Come si relaziona l’alta moda con il “fast fashion”? Il tema sta occupando sempre più i legali interni delle griffe. Eppure, la sfida dovrebbe essere affrontata non solo in ottica conflittuale e difensiva, ma anche di revisione e cambiamento delle strategie delle grandi case di moda. Al tavolo dell’Iba nel convegno “Fashion design and fast fashion: inspiration or imitation? Free ride or fair play?” si sono così trovati a discuterne: Sara Citterio, legal and compliance manager di Trussardi; Gary Assim dello studio Shoosmiths di Londra, che ha avuto tra i suoi clienti Asos (As Seen On Screen) ed H&M ma anche case di moda; Anthony Lupo dello studio Arent Fox di Washington. La tavola è stata co-moderata da Silvia Fazio di Norton Rose Brasile e Francesca Ferrero partner di Trevisan & Cuonzo.
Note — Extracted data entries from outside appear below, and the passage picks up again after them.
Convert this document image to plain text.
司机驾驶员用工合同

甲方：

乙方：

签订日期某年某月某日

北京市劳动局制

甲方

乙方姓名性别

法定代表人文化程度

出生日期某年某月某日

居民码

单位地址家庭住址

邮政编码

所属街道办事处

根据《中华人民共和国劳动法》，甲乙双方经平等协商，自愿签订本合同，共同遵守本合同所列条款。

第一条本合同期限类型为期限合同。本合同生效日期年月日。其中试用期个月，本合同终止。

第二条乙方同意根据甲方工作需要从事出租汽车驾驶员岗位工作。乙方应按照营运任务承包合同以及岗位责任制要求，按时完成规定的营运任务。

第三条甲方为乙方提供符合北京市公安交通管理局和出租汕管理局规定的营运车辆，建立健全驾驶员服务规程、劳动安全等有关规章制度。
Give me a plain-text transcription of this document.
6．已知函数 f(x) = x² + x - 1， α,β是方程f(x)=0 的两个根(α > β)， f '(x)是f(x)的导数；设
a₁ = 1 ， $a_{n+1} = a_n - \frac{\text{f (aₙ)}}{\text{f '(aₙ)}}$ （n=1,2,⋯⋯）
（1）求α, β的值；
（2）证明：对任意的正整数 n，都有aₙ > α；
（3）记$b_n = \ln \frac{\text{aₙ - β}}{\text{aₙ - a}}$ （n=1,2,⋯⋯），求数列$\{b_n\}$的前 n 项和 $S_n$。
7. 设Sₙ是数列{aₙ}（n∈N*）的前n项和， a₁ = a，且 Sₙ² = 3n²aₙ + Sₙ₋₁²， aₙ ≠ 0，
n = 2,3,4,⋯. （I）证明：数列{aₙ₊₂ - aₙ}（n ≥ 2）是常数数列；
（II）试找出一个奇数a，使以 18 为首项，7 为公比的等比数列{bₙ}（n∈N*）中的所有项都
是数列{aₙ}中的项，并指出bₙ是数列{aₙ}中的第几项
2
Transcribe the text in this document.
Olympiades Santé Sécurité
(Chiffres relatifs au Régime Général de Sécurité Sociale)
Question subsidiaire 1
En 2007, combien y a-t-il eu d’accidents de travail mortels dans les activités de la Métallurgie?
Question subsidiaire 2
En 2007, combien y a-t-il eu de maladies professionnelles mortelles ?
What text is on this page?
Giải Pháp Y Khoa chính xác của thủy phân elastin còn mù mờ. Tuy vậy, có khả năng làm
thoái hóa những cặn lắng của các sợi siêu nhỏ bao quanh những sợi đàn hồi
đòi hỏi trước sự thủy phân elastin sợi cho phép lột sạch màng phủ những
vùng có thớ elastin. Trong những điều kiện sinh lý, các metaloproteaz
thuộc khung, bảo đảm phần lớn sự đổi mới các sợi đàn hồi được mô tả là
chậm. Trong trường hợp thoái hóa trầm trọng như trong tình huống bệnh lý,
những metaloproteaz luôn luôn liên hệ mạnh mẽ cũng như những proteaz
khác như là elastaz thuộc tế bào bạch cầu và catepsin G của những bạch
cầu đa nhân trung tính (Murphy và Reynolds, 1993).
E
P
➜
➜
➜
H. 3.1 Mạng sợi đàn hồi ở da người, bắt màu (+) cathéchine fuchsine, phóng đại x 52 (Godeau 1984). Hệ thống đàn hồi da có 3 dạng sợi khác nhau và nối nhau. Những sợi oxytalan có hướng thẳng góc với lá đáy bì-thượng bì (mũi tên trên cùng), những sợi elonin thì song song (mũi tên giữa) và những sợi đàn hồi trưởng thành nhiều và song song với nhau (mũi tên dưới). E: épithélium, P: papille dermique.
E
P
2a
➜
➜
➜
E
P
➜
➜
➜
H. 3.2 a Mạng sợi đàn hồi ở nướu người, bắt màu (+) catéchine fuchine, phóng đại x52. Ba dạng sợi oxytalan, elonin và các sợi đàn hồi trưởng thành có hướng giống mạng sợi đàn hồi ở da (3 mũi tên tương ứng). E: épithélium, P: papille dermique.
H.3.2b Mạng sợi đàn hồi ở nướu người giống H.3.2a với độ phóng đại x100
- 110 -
«Si tratta di comprendere — dice a TopLegal Francesca Ferrero — come il fast fashion stia impattando la fascia alta del mercato e come le grandi griffe debbano rimodulare le loro strategie di proprietà intellettuale in un’ottica business focused e non più passivamente difensiva. Le nuove strategie puntano a proteggere i prodotti iconici del passato e del futuro anche utilizzando strategie commerciali e di comunicazione». Bisogna poi considerare nuovi scenari “collaborativi” tra i due mondi ancora fortemente contrapposti. «Si pensi ad esempio — continua Ferrero — alle collaborazioni tra fast fashion (H&M) e case di moda, da Balmain a Stella McCartney, solo per citarne alcuni, che hanno, tra l’altro, anche l’obiettivo di rilanciare la capacità aspirazionale di brand con alto posizionamento facendoli percepire come accessibili anche per il grande pubblico. Occorre inoltre che le nuove strategie Ip delle griffe puntino alla valorizzazione del capitale umano e di tradizione che è sempre più elemento decisivo nelle scelta dei consumatori di fascia alta e altissima. In questo senso si stanno muovendo griffe del calibro di Hermes (e in Italia Cucinelli) con straordinari risultati».
Le case di moda, che hanno tempistiche di creazione e produzione più lunghe, spesso si vedono deprivate degli investimenti di tempo e persone da aziende che fanno proprie idee di altri e le ripropongono. Tuttavia oggi il sistema sta compiendo un ulteriore passaggio. «Con il fast fashion sono cambiate anche le modalità con cui le case di moda si approcciano all’idea di “ispirazione” — dice a TopLegal Sara Citterio, legal and compliance manager di Trussardi —. Se all’inizio c’era in generale più aggressività, le case di moda oggi intervengono più selettivamente sui capi che sono oggetto di “ispirazione”, che è cosa diversa dalla copiatura. Da un lato è questione di budget, dall’altro c’è una sorta di autocompiacimento». Nel primo caso, la velocità con cui escono prodotti nuovi mette nell’impossibilità di presidiare tutto: si vanno a tutelare quindi i prodotti di punta della collezione e il design. Nel secondo caso, diventare popolari attraverso la volgarizzazione di determinati prodotti iconici è oggi visto anche come una dinamica positiva, una sorta di valorizzazione del posizionamento iconico. Da una posizione di forte contrapposizione che ha caratterizzato gli inizi del rapporto tra queste due realtà, ci si sta spostando in un’area di reciproco riconoscimento e di “collaborazione”, che potrebbe portare a una pacifica convivenza futura.